For Green Councillor Martin Ford, it’s very clear he is elected as Martin Ford rather than as a Green, and I’d be surprised if he wasn’t returned next year on that basis. There’s probably more cause for concern for the Lib Dems, who won’t be able to rely on any personal vote in May, and this result echoes their quite substantial loss of votes across Aberdeenshire in the Holyrood election this year. I’d say it’s quite likely the Conservatives will take two seats here at the full election.

Though not in the running for the seat, it’s notable that Labour did increase their vote share very marginally in an area that isn’t particularly good for them.

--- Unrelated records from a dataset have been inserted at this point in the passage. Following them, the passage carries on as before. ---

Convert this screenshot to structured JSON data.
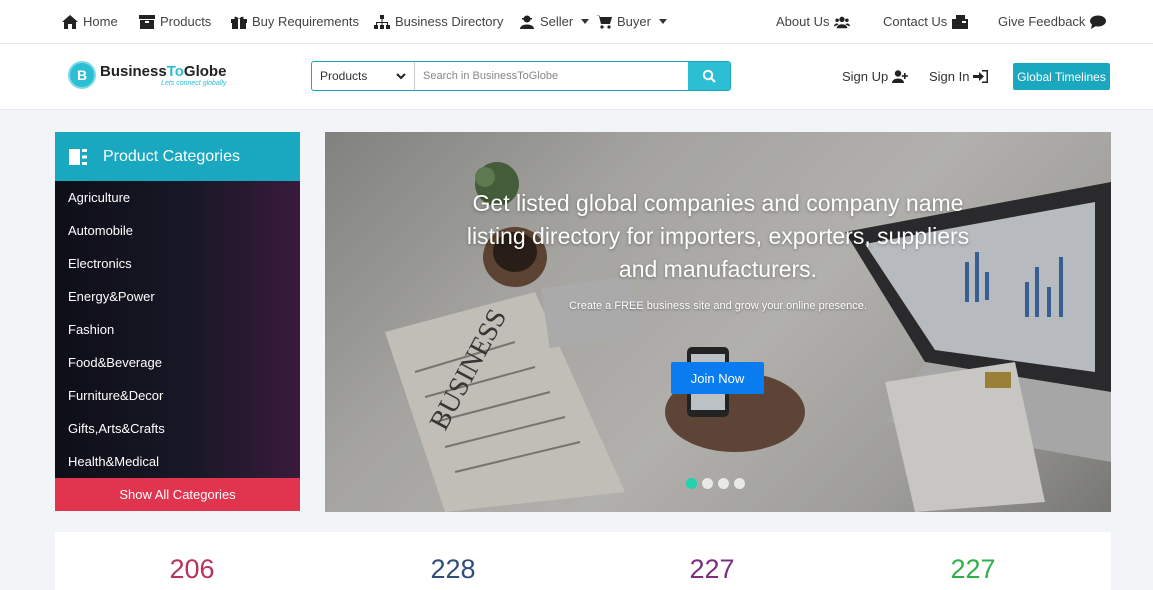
{
  "topnav": {
    "home": "Home",
    "products": "Products",
    "buy_requirements": "Buy Requirements",
    "business_directory": "Business Directory",
    "seller": "Seller",
    "buyer": "Buyer",
    "about_us": "About Us",
    "contact_us": "Contact Us",
    "give_feedback": "Give Feedback"
  },
  "header": {
    "logo_business": "Business",
    "logo_to": "To",
    "logo_globe": "Globe",
    "logo_tagline": "Lets connect globally",
    "search_category": "Products",
    "search_placeholder": "Search in BusinessToGlobe",
    "sign_up": "Sign Up",
    "sign_in": "Sign In",
    "global_timelines": "Global Timelines"
  },
  "sidebar": {
    "title": "Product Categories",
    "items": [
      "Agriculture",
      "Automobile",
      "Electronics",
      "Energy&Power",
      "Fashion",
      "Food&Beverage",
      "Furniture&Decor",
      "Gifts,Arts&Crafts",
      "Health&Medical"
    ],
    "show_all": "Show All Categories"
  },
  "banner": {
    "title": "Get listed global companies and company name listing directory for importers, exporters, suppliers and manufacturers.",
    "subtitle": "Create a FREE business site and grow your online presence.",
    "join_now": "Join Now",
    "slide_count": 4,
    "active_slide": 1
  },
  "stats": [
    {
      "value": "206",
      "color": "#b8325a"
    },
    {
      "value": "228",
      "color": "#2f4f7a"
    },
    {
      "value": "227",
      "color": "#7b2f7e"
    },
    {
      "value": "227",
      "color": "#2fb04a"
    }
  ],
  "colors": {
    "accent": "#1aa8c0",
    "join_button": "#0b7cf0",
    "show_all": "#e0344f",
    "active_dot": "#1fd3b0"
  }
}
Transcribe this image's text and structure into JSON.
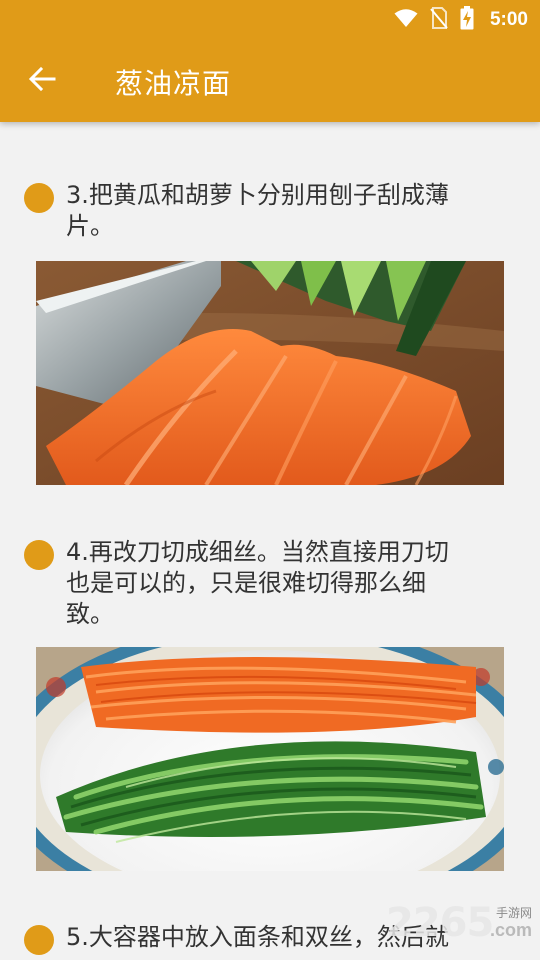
{
  "status_bar": {
    "time": "5:00",
    "icons": [
      "wifi-icon",
      "no-sim-icon",
      "battery-charging-icon"
    ]
  },
  "toolbar": {
    "back_icon": "arrow-left-icon",
    "title": "葱油凉面"
  },
  "colors": {
    "accent": "#e09b18",
    "background": "#f2f2f2",
    "text": "#333333"
  },
  "steps": [
    {
      "text_lines": [
        "3.把黄瓜和胡萝卜分别用刨子刮成薄",
        "片。"
      ],
      "image": "sliced-carrot-cucumber-photo"
    },
    {
      "text_lines": [
        "4.再改刀切成细丝。当然直接用刀切",
        "也是可以的，只是很难切得那么细",
        "致。"
      ],
      "image": "shredded-carrot-cucumber-plate-photo"
    },
    {
      "text_lines": [
        "5.大容器中放入面条和双丝，然后就"
      ],
      "image": ""
    }
  ],
  "watermark": {
    "main": "2265",
    "small": "手游网",
    "com": ".com"
  }
}
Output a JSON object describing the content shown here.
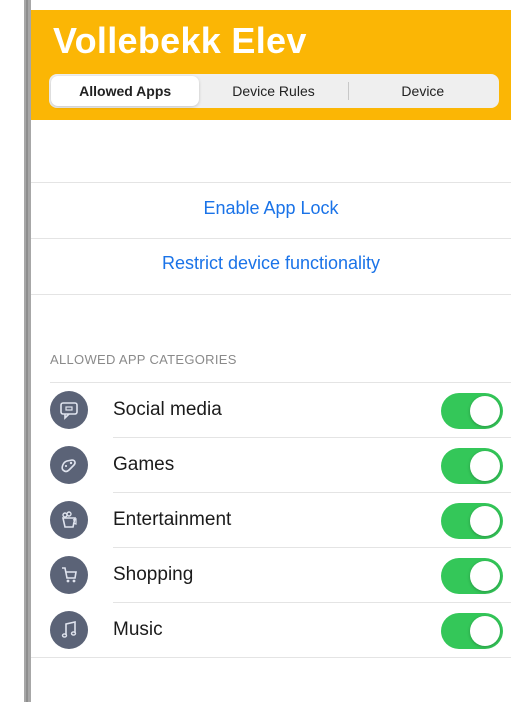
{
  "app": {
    "title": "Vollebekk Elev"
  },
  "tabs": [
    {
      "label": "Allowed Apps",
      "active": true
    },
    {
      "label": "Device Rules",
      "active": false
    },
    {
      "label": "Device",
      "active": false
    }
  ],
  "actions": {
    "enable_app_lock": "Enable App Lock",
    "restrict_device": "Restrict device functionality"
  },
  "categories": {
    "header": "ALLOWED APP CATEGORIES",
    "items": [
      {
        "label": "Social media",
        "icon": "chat-bubble-icon",
        "enabled": true
      },
      {
        "label": "Games",
        "icon": "game-controller-icon",
        "enabled": true
      },
      {
        "label": "Entertainment",
        "icon": "popcorn-icon",
        "enabled": true
      },
      {
        "label": "Shopping",
        "icon": "shopping-cart-icon",
        "enabled": true
      },
      {
        "label": "Music",
        "icon": "music-note-icon",
        "enabled": true
      }
    ]
  },
  "colors": {
    "header": "#fbb605",
    "link": "#1a73e8",
    "toggle_on": "#34c759",
    "icon_bg": "#5b6377"
  }
}
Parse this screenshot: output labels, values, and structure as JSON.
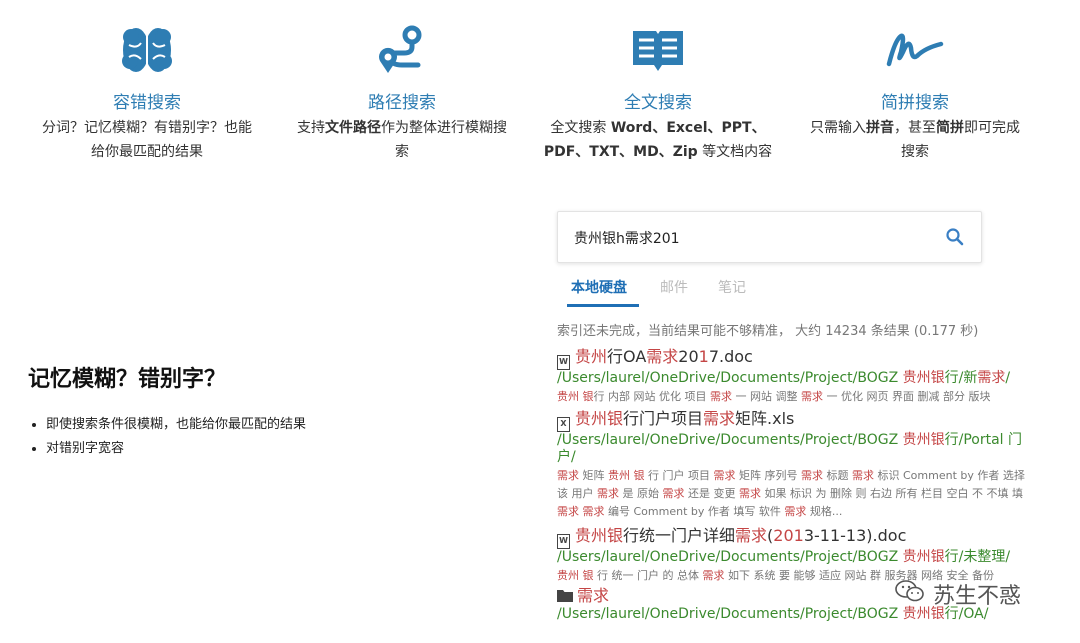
{
  "features": [
    {
      "icon": "brain-icon",
      "title": "容错搜索",
      "desc_line1": "分词？记忆模糊？有错别字？也能",
      "desc_line2": "给你最匹配的结果"
    },
    {
      "icon": "route-icon",
      "title": "路径搜索",
      "desc_pre": "支持",
      "desc_bold": "文件路径",
      "desc_post": "作为整体进行模糊搜",
      "desc_line2": "索"
    },
    {
      "icon": "book-icon",
      "title": "全文搜索",
      "desc_pre": "全文搜索 ",
      "desc_bold": "Word、Excel、PPT、",
      "desc_line2_bold": "PDF、TXT、MD、Zip",
      "desc_line2_post": " 等文档内容"
    },
    {
      "icon": "pinyin-icon",
      "title": "简拼搜索",
      "desc_pre": "只需输入",
      "desc_bold": "拼音",
      "desc_mid": "，甚至",
      "desc_bold2": "简拼",
      "desc_post": "即可完成",
      "desc_line2": "搜索"
    }
  ],
  "left": {
    "heading": "记忆模糊？错别字？",
    "bullets": [
      "即使搜索条件很模糊，也能给你最匹配的结果",
      "对错别字宽容"
    ]
  },
  "search": {
    "query": "贵州银h需求201"
  },
  "tabs": [
    "本地硬盘",
    "邮件",
    "笔记"
  ],
  "status": "索引还未完成，当前结果可能不够精准， 大约 14234 条结果 (0.177 秒)",
  "results": [
    {
      "title_parts": [
        [
          "hl",
          "贵州"
        ],
        [
          "t",
          "行OA"
        ],
        [
          "hl",
          "需求"
        ],
        [
          "t",
          "20"
        ],
        [
          "hl",
          "1"
        ],
        [
          "t",
          "7.doc"
        ]
      ],
      "path_parts": [
        [
          "t",
          "/Users/laurel/OneDrive/Documents/Project/BOGZ "
        ],
        [
          "hl",
          "贵州银"
        ],
        [
          "t",
          "行/新"
        ],
        [
          "hl",
          "需求"
        ],
        [
          "t",
          "/"
        ]
      ],
      "snippet": [
        [
          "hl",
          "贵州 银"
        ],
        [
          "t",
          "行 内部 网站 优化 项目 "
        ],
        [
          "hl",
          "需求"
        ],
        [
          "t",
          " 一 网站 调整 "
        ],
        [
          "hl",
          "需求"
        ],
        [
          "t",
          " 一 优化 网页 界面 删减 部分 版块"
        ]
      ]
    },
    {
      "title_parts": [
        [
          "hl",
          "贵州银"
        ],
        [
          "t",
          "行门户项目"
        ],
        [
          "hl",
          "需求"
        ],
        [
          "t",
          "矩阵.xls"
        ]
      ],
      "path_parts": [
        [
          "t",
          "/Users/laurel/OneDrive/Documents/Project/BOGZ "
        ],
        [
          "hl",
          "贵州银"
        ],
        [
          "t",
          "行/Portal 门户/"
        ]
      ],
      "snippet": [
        [
          "hl",
          "需求"
        ],
        [
          "t",
          " 矩阵 "
        ],
        [
          "hl",
          "贵州 银"
        ],
        [
          "t",
          " 行 门户 项目 "
        ],
        [
          "hl",
          "需求"
        ],
        [
          "t",
          " 矩阵 序列号 "
        ],
        [
          "hl",
          "需求"
        ],
        [
          "t",
          " 标题 "
        ],
        [
          "hl",
          "需求"
        ],
        [
          "t",
          " 标识 Comment by 作者 选择 该 用户 "
        ],
        [
          "hl",
          "需求"
        ],
        [
          "t",
          " 是 原始 "
        ],
        [
          "hl",
          "需求"
        ],
        [
          "t",
          " 还是 变更 "
        ],
        [
          "hl",
          "需求"
        ],
        [
          "t",
          " 如果 标识 为 删除 则 右边 所有 栏目 空白 不 不填 填 "
        ],
        [
          "hl",
          "需求 需求"
        ],
        [
          "t",
          " 编号 Comment by 作者 填写 软件 "
        ],
        [
          "hl",
          "需求"
        ],
        [
          "t",
          " 规格..."
        ]
      ]
    },
    {
      "title_parts": [
        [
          "hl",
          "贵州银"
        ],
        [
          "t",
          "行统一门户详细"
        ],
        [
          "hl",
          "需求"
        ],
        [
          "t",
          "("
        ],
        [
          "hl",
          "201"
        ],
        [
          "t",
          "3-11-13).doc"
        ]
      ],
      "path_parts": [
        [
          "t",
          "/Users/laurel/OneDrive/Documents/Project/BOGZ "
        ],
        [
          "hl",
          "贵州银"
        ],
        [
          "t",
          "行/未整理/"
        ]
      ],
      "snippet": [
        [
          "hl",
          "贵州 银"
        ],
        [
          "t",
          " 行 统一 门户 的 总体 "
        ],
        [
          "hl",
          "需求"
        ],
        [
          "t",
          " 如下 系统 要 能够 适应 网站 群 服务器 网络 安全 备份"
        ]
      ]
    },
    {
      "title_parts": [
        [
          "hl",
          "需求"
        ]
      ],
      "path_parts": [
        [
          "t",
          "/Users/laurel/OneDrive/Documents/Project/BOGZ "
        ],
        [
          "hl",
          "贵州银"
        ],
        [
          "t",
          "行/OA/"
        ]
      ],
      "snippet": []
    }
  ],
  "watermark": "苏生不惑",
  "colors": {
    "accent": "#2e7db3",
    "tab_active": "#1f6fb5",
    "path_green": "#3b8a2e",
    "highlight": "#c44545"
  }
}
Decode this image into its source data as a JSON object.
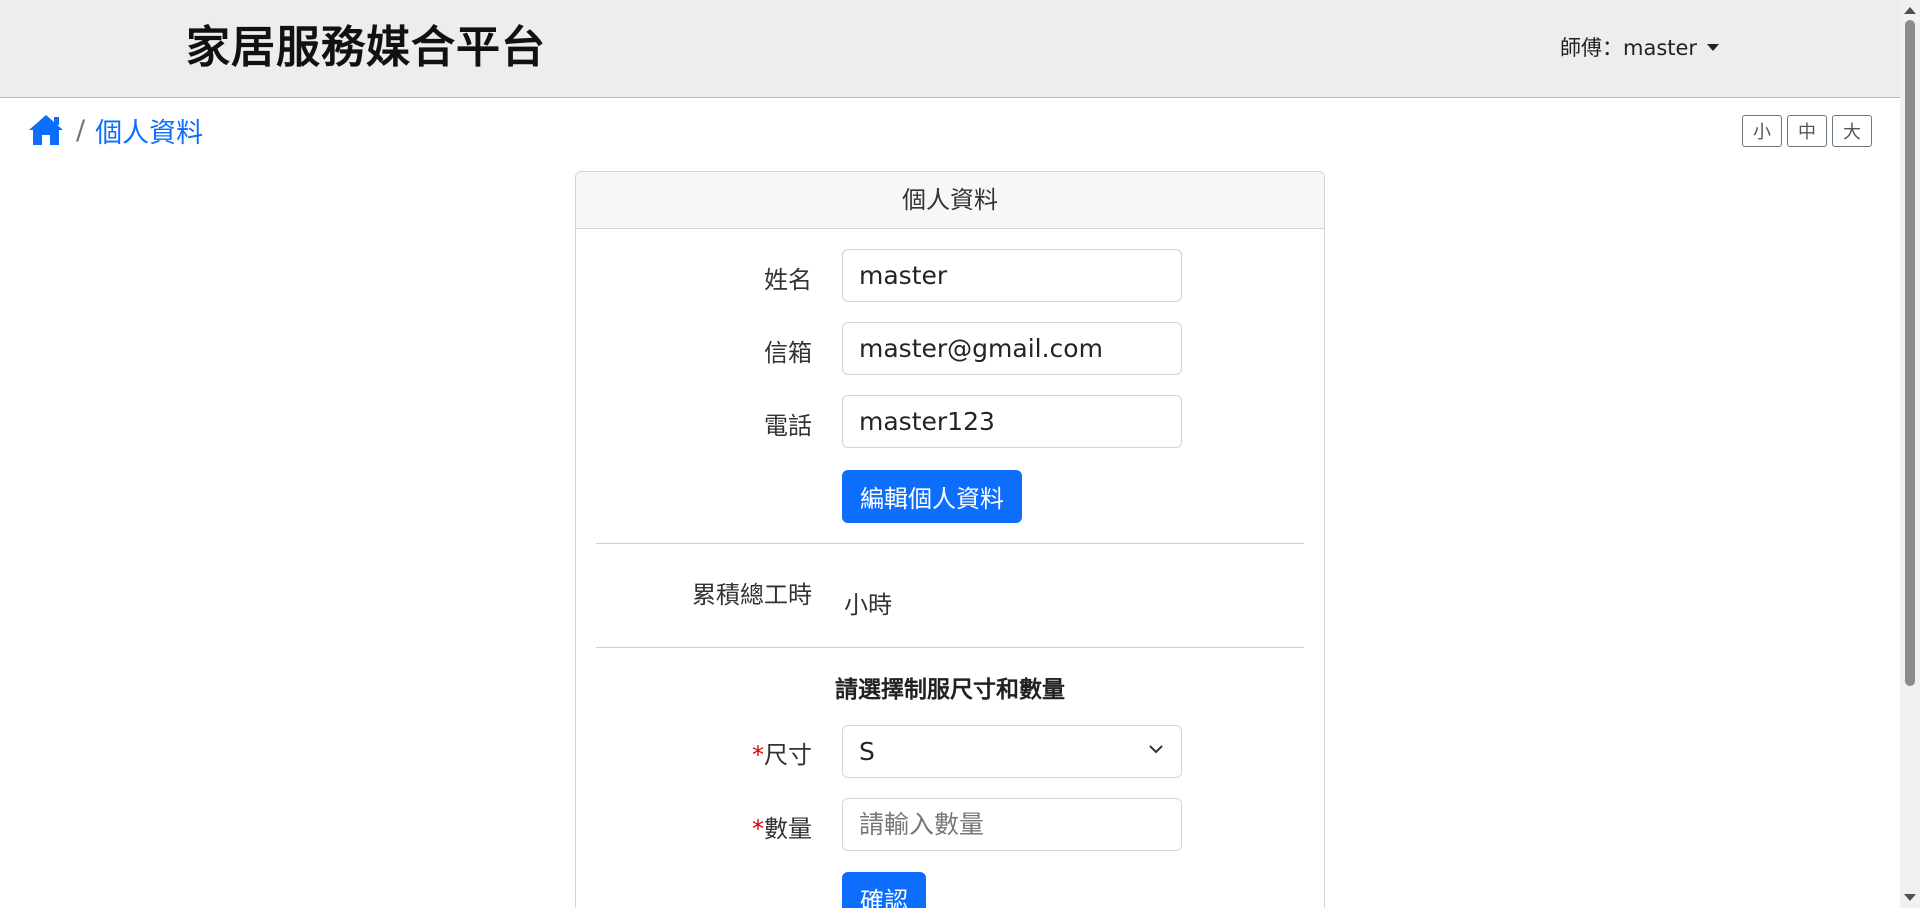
{
  "navbar": {
    "brand": "家居服務媒合平台",
    "user_label": "師傅：master"
  },
  "breadcrumb": {
    "home_icon": "home-icon",
    "separator": "/",
    "current": "個人資料"
  },
  "font_size_buttons": [
    {
      "label": "小"
    },
    {
      "label": "中"
    },
    {
      "label": "大"
    }
  ],
  "card": {
    "header": "個人資料",
    "profile": {
      "name_label": "姓名",
      "name_value": "master",
      "email_label": "信箱",
      "email_value": "master@gmail.com",
      "phone_label": "電話",
      "phone_value": "master123",
      "edit_button": "編輯個人資料"
    },
    "work_hours": {
      "label": "累積總工時",
      "unit": "小時"
    },
    "uniform": {
      "title": "請選擇制服尺寸和數量",
      "required_mark": "*",
      "size_label": "尺寸",
      "size_value": "S",
      "quantity_label": "數量",
      "quantity_placeholder": "請輸入數量",
      "confirm_button": "確認"
    }
  },
  "colors": {
    "primary": "#0d6efd",
    "navbar_bg": "#eeedeb",
    "required": "#e00000"
  }
}
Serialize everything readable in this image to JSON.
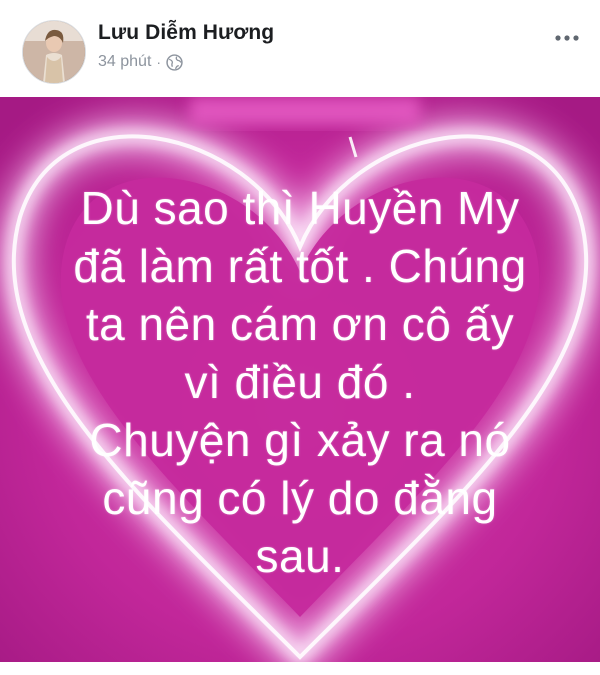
{
  "post": {
    "author": "Lưu Diễm Hương",
    "time": "34 phút",
    "separator": "·",
    "audience_icon": "globe-icon",
    "more_icon": "more-horizontal-icon",
    "text_lines": [
      "Dù sao thì Huyền My",
      "đã làm rất tốt . Chúng",
      "ta nên cám ơn cô ấy",
      "vì điều đó .",
      "Chuyện gì xảy ra nó",
      "cũng có lý do đằng",
      "sau."
    ]
  },
  "colors": {
    "card_background": "#c8239a",
    "heart_glow": "#f6c8ee",
    "text": "#ffffff"
  }
}
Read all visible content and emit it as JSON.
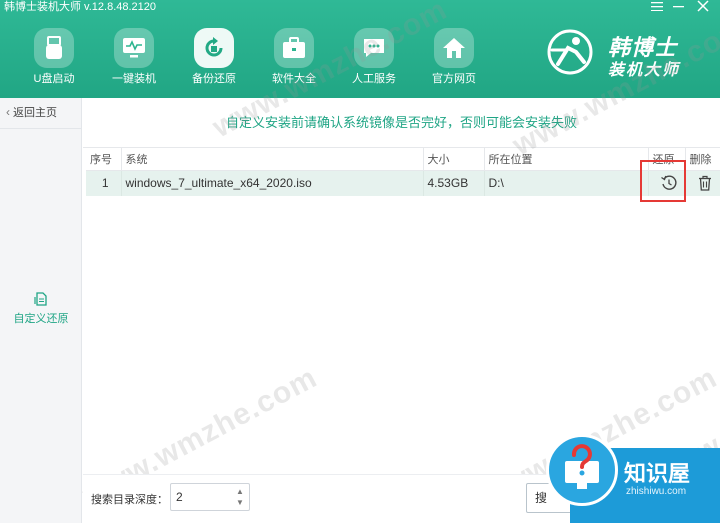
{
  "window": {
    "title": "韩博士装机大师 v.12.8.48.2120",
    "menu_icon": "hamburger-icon",
    "minimize_icon": "minimize-icon",
    "close_icon": "close-icon"
  },
  "nav": [
    {
      "label": "U盘启动",
      "icon": "usb-drive-icon",
      "active": false
    },
    {
      "label": "一键装机",
      "icon": "monitor-install-icon",
      "active": false
    },
    {
      "label": "备份还原",
      "icon": "backup-restore-icon",
      "active": true
    },
    {
      "label": "软件大全",
      "icon": "briefcase-icon",
      "active": false
    },
    {
      "label": "人工服务",
      "icon": "chat-service-icon",
      "active": false
    },
    {
      "label": "官方网页",
      "icon": "home-icon",
      "active": false
    }
  ],
  "logo": {
    "line1": "韩博士",
    "line2": "装机大师"
  },
  "sidebar": {
    "back_label": "返回主页",
    "items": [
      {
        "label": "自定义还原",
        "icon": "document-restore-icon",
        "active": true
      }
    ]
  },
  "notice": "自定义安装前请确认系统镜像是否完好，否则可能会安装失败",
  "table": {
    "headers": [
      "序号",
      "系统",
      "大小",
      "所在位置",
      "还原",
      "删除"
    ],
    "rows": [
      {
        "index": "1",
        "system": "windows_7_ultimate_x64_2020.iso",
        "size": "4.53GB",
        "location": "D:\\",
        "restore_icon": "restore-clock-icon",
        "delete_icon": "trash-icon"
      }
    ]
  },
  "bottom": {
    "depth_label": "搜索目录深度：",
    "depth_value": "2",
    "search_button": "搜"
  },
  "watermarks": [
    "www.wmzhe.com",
    "www.wmzhe.com",
    "www.wmzhe.com",
    "www.wmzhe.com",
    "www.wmzhe.com"
  ],
  "badge": {
    "name": "知识屋",
    "url": "zhishiwu.com"
  },
  "colors": {
    "accent": "#21a684",
    "highlight_box": "#e53935",
    "row_bg": "#e6f2ee"
  }
}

It’s possible that relatively more of their local supporters were die-hard enough to turn out in a by-election.


As no candidate had an outright majority of the vote, transfer rounds were necessary. The quota to reach here was 1363 votes.

Looking now at the transfers for the final head-to-head at stage 6 (changes vs final head-to-head stage in 2017 election re-calculation):

Conservative - 1394 (51.2%, +2.9)
SNP - 1146 (42.1%, +5.8)
Didn't Transfer - 185 (6.8%, -8.7)

A reasonably comfortable victory for the Conservatives, who were able to pick up the seat without the vote going all the way to (the mathematically irrelevant to outcome) elimination of the second placed candidate. Despite their gains in first preferences far outstripping the SNP’s, it’s the opposite way about when transfers are allocated, slightly narrowing what had been a 12% gap between the two parties in the 2017 re-calculation to around 9% this time around.

We’ve got another by-election due this week, but we’re headed south into the very heart of the Central Belt for that one. As I said above, we’re short some of the detailed data for East Garioch just yet – hopefully, the Council either publishes it or responds to my enquiry soon…

Detailed Data

Machine counts mean some really juicy data, though – perhaps because the end of the term is approaching – I’m finding councils are increasingly bad at making it available. We’ve only got the polling district level data for this one, no second preference breakdown.

As the lead party per polling district was the same as in 2017, I’ve just been lazy and reused the same graphic rather than make a new one!

Although the pattern of leads is the same as in 2017, there are some slight differences in overall distributions. The district covering Kintore had been third out of four for the Conservatives at that election, but was by far their best area this time. Newmachar was still the SNP’s best bit, but whereas there wasn’t too much in it last time, their result here massively outstripped everywhere else in the ward.

The Lib Dems meanwhile did a complete flip, with their worst district in 2017, Kintore, their best this time. Though Green support was much reduced for lack of Martin Ford’s name on the ballot, they still had their strongest support in the same Hatton of Fintray area, as did Labour.